Plusieurs idées absurdes ont été mises sur la table, mais le découpage en blocs a semblé être la meilleure décision.
Équipe interdisciplinaire
"Ils ont fait venir des ouvriers des carrières de marbre d'Italie, experts en taille de roches, et ils ont utilisé des lames très fines pour s'assurer qu'ils pouvaient tailler le temple de telle sorte que lorsqu'ils l'ont reconstruit, on ne pouvait pas dire qu'il avait été taillé", explique M. Olson.
"Au plus fort des travaux, environ 2 000 personnes travaillaient sur le site. En fait, ils ont construit leur propre ville près d'Abou Simbel, avec des piscines et des installations de loisirs.

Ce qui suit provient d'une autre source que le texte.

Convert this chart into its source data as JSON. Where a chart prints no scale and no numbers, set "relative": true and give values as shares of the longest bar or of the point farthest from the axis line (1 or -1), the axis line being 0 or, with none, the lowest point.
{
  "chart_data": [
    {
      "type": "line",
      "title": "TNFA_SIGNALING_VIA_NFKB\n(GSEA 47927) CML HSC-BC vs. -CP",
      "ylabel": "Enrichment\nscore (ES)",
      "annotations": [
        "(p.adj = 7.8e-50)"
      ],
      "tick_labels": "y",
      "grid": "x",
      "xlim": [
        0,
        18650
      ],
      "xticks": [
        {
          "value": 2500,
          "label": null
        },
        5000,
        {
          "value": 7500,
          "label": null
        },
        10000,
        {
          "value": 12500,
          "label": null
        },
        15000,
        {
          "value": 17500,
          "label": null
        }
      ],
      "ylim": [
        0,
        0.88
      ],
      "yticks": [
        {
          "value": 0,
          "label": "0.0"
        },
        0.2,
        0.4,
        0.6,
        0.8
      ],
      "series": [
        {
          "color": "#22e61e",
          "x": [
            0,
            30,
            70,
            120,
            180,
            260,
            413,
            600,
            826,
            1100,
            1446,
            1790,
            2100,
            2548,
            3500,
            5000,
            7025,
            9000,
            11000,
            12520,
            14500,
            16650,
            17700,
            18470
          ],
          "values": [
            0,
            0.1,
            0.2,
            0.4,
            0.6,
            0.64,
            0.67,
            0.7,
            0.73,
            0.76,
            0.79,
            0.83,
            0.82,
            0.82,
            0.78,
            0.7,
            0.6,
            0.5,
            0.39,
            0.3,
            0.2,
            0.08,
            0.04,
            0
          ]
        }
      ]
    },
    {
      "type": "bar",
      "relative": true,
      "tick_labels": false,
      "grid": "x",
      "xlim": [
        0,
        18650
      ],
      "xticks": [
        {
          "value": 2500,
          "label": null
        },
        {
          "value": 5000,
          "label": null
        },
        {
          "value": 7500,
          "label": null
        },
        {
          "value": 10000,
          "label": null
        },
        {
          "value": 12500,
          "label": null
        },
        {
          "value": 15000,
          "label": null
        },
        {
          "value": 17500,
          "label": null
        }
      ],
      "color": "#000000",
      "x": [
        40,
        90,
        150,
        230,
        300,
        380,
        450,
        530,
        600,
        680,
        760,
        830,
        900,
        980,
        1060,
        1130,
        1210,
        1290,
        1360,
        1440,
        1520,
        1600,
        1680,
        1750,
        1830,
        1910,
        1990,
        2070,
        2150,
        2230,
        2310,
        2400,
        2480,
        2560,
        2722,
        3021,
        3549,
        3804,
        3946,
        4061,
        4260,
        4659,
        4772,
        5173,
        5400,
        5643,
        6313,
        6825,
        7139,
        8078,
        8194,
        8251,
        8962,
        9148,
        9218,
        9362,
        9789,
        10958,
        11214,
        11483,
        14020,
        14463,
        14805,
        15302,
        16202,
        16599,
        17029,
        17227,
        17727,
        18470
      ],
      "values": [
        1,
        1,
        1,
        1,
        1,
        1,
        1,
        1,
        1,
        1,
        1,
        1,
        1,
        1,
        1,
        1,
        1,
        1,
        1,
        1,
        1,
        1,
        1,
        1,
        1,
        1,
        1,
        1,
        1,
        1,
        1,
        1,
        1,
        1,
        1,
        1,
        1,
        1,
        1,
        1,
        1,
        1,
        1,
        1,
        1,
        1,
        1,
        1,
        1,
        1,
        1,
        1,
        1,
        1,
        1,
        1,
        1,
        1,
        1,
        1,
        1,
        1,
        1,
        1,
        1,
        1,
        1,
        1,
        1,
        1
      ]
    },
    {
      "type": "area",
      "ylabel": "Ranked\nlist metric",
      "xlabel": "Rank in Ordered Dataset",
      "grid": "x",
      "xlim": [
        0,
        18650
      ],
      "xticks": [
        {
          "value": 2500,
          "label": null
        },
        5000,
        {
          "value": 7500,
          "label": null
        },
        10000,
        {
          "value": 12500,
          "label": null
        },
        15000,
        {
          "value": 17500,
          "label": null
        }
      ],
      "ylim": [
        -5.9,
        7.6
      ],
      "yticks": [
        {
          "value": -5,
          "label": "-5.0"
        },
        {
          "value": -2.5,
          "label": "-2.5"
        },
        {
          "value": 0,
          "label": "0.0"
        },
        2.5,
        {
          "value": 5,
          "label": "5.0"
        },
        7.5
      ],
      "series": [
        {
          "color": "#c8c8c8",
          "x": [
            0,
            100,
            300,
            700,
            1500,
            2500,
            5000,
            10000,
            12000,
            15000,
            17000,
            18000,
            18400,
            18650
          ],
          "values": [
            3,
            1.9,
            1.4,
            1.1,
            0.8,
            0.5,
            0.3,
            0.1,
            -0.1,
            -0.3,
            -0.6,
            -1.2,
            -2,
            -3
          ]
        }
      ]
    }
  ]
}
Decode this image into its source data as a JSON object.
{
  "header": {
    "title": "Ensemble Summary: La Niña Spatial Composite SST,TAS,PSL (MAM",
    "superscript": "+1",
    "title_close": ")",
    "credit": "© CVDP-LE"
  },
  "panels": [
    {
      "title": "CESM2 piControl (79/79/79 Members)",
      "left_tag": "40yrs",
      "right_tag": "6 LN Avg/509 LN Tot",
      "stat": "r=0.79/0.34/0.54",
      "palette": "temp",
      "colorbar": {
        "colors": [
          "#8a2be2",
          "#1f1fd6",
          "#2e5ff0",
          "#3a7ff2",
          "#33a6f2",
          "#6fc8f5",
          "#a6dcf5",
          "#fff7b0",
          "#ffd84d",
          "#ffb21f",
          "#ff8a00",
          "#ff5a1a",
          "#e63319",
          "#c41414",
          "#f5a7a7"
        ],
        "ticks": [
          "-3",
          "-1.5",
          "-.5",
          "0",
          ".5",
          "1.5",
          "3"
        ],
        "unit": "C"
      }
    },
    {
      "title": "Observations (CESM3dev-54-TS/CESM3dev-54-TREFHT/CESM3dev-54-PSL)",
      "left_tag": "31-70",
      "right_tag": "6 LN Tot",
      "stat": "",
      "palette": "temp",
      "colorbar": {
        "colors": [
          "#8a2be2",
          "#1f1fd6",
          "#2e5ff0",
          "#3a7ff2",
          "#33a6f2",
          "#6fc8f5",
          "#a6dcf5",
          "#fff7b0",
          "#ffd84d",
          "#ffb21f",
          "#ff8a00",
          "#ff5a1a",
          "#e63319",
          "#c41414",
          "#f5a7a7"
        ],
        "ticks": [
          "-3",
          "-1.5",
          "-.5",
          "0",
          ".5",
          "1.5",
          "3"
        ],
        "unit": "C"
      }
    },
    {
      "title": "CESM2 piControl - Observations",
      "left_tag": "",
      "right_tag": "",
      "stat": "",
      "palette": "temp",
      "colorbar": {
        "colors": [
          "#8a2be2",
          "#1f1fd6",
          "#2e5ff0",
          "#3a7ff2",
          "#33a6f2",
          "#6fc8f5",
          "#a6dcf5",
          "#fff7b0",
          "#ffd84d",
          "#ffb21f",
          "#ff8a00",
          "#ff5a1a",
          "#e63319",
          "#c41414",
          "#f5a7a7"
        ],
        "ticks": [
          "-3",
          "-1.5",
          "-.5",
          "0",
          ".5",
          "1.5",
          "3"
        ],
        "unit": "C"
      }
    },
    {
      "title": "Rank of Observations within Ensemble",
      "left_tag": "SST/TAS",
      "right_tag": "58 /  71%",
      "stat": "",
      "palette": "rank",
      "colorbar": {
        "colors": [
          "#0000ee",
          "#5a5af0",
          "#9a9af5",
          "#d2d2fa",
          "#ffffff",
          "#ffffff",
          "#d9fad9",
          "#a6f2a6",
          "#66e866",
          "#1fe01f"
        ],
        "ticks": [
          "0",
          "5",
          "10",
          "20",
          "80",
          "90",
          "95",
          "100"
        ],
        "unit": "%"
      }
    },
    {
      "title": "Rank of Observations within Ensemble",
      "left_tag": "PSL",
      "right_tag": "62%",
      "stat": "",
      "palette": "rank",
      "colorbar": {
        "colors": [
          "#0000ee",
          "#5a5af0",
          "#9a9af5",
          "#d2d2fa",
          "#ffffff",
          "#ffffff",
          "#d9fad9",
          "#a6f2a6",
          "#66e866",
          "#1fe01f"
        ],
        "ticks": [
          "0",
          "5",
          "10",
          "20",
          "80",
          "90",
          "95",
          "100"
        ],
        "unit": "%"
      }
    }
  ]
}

Certains ont amené leur famille avec eux et sont restés pendant deux ou trois ans, jusqu'à ce que leur travail soit terminé.
Les ouvriers ont pris toutes les précautions nécessaires pour que le temple construit vers 1250 avant J.-C. par le pharaon Ramsès II et taillé dans la roche sur une falaise surplombant le Nil ne se désintègre pas.
Et l'effort a payé : "C'était extraordinaire. Rien n'a été endommagé et les travaux ont été achevés durant l'été 68, bien avant la date prévue", explique M. Olson.
Abou Simbel se trouve aujourd'hui à environ 200 mètres à l'ouest du site d'origine et à environ 60 mètres plus haut.
Dans les délais, mais bien au-delà du budget.
On estime que le projet a coûté la somme astronomique de 80 millions de dollars américains.
"Je continue de penser qu'il s'agit du plus grand exemple de coopération internationale de l'histoire, et ce à une époque où le monde connaissait de fortes tensions. C'était l'époque de la guerre froide", explique M. Olson.
"C'est ce qui rend cet exploit encore plus incroyable.
Une fois l'acte accompli, Mme Desroches-Noblecourt n'a pas cessé de travailler.
Elle était en quelque sorte une "Indiana Jones". Elle adorait l'aventure et le danger, et elle cherchait sans cesse de nouveaux mondes à conquérir, de nouveaux projets", explique M. Olson.
Mme Desroches-Noblecourt est décédée en juin 2011 à Paris, à l'âge de 97 ans.